Au cours de leur période de collecte entre 2008 et 2009, l'équipe de recherche partait à l'aube et continuait à chercher en début d'après-midi dans l'humidité et la chaleur. Ils chassaient les champignons dans toute l'île, explorant un jour une petite île au large du récif et le suivant escaladant des montagnes de près de 3 000 pieds de haut. Ils ont marché sous les palmiers et parcouru les forêts de mangroves, et ont collaboré avec des Polynésiens indigènes pour en savoir plus sur l'utilisation locale des champignons et de certaines des espèces cultivées dans des plantations et des propriétés privées.
"La diversité de l'habitat dans une petite zone est étonnante", a déclaré Garbelotto. "Au bout d'un moment, nous pouvions dire où nous étions en regardant simplement les champignons - chaque habitat avait sa cohorte de champignons très unique."
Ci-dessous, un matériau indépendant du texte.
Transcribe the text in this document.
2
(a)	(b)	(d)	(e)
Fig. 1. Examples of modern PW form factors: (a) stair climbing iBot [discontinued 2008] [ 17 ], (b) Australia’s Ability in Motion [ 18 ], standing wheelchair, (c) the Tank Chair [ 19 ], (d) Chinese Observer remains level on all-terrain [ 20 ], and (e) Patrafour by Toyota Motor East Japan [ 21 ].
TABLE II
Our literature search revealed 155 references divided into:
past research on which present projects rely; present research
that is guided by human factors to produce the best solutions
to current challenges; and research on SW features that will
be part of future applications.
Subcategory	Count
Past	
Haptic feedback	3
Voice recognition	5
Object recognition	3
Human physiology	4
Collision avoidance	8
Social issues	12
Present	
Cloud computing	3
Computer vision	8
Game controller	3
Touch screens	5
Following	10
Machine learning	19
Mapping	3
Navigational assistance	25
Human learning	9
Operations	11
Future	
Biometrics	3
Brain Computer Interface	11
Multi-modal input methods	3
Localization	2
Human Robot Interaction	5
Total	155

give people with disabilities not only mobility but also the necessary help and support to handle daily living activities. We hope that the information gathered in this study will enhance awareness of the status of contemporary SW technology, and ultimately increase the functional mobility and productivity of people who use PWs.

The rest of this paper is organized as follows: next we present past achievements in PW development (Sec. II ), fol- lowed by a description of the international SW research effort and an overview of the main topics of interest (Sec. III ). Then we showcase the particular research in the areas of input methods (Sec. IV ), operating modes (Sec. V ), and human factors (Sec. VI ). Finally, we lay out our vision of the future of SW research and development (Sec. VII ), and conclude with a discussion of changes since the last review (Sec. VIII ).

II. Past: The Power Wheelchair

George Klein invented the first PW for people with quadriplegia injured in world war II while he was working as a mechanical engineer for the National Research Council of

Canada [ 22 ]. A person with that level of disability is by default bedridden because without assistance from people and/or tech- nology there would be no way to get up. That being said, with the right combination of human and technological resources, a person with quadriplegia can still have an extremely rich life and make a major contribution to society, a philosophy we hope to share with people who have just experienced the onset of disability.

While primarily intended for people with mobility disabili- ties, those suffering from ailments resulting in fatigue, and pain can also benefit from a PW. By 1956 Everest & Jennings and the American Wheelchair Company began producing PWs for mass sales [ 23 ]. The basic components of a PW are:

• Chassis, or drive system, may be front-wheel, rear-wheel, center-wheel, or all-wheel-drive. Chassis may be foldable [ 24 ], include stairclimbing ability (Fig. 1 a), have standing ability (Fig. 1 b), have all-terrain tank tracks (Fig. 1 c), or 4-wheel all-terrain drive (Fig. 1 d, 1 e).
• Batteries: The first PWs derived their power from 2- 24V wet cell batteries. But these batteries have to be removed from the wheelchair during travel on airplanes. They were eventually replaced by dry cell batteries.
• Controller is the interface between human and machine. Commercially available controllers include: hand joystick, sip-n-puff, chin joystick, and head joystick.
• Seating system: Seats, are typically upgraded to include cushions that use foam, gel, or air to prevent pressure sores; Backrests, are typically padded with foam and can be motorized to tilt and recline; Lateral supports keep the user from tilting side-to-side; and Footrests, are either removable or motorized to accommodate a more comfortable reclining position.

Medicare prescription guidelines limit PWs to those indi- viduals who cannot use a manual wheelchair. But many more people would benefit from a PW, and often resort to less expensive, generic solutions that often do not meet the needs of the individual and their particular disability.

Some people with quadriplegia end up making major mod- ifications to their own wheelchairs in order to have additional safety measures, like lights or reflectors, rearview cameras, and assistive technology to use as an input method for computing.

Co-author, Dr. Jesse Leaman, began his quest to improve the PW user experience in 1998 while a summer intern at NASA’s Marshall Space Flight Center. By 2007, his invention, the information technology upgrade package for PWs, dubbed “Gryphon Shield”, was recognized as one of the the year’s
Après la collecte, l'équipe photographiait et séchait les spécimens pour les conserver à l'herbier de l'UC Berkeley. De retour au laboratoire, ils analyseraient ensuite les séquences d'ADN pour mesurer la diversité, examiner le niveau d'endémicité, ou les spécimens indigènes, et comment la distribution des champignons rayonnait sur l'île. La comparaison des séquences des champignons de Mo'orea à d'autres espèces dans le monde a aidé l'équipe à identifier l'origine des espèces.
"J'ai été vraiment surpris lorsque nous avons comparé les séquences d'ADN de Mo'orea et découvert que très peu correspondaient parfaitement aux séquences de champignons partout dans le monde", nous a déclaré Garbelotto dans l'e-mail. "Cela nous dit que nos spécimens représentent, pour la plupart, des champignons non décrits."
Plus de 100 des taxons représentés dans la collection pourraient être de nouvelles espèces, a-t-il déclaré. Garbelotto a ajouté que le petit nombre de séquences d'ADN similaires à des espèces connues suggère qu'elles pourraient avoir affaire à des populations ou des sous-espèces génétiquement distinctes. Alors que la majorité des champignons semblent avoir des liens ancestraux avec d'autres îles voisines du Pacifique Sud ou l'Australie, un petit nombre peut provenir d'Amérique du Sud plus éloignée, d'Asie de l'Est et d'Europe.
Cela suggère "que des sauts rares et super longue distance sont possibles", a déclaré Garbelotto. "La migration humaine et le commerce humain ont des conséquences considérables sur la biodiversité et peuvent influencer les trajectoires évolutives."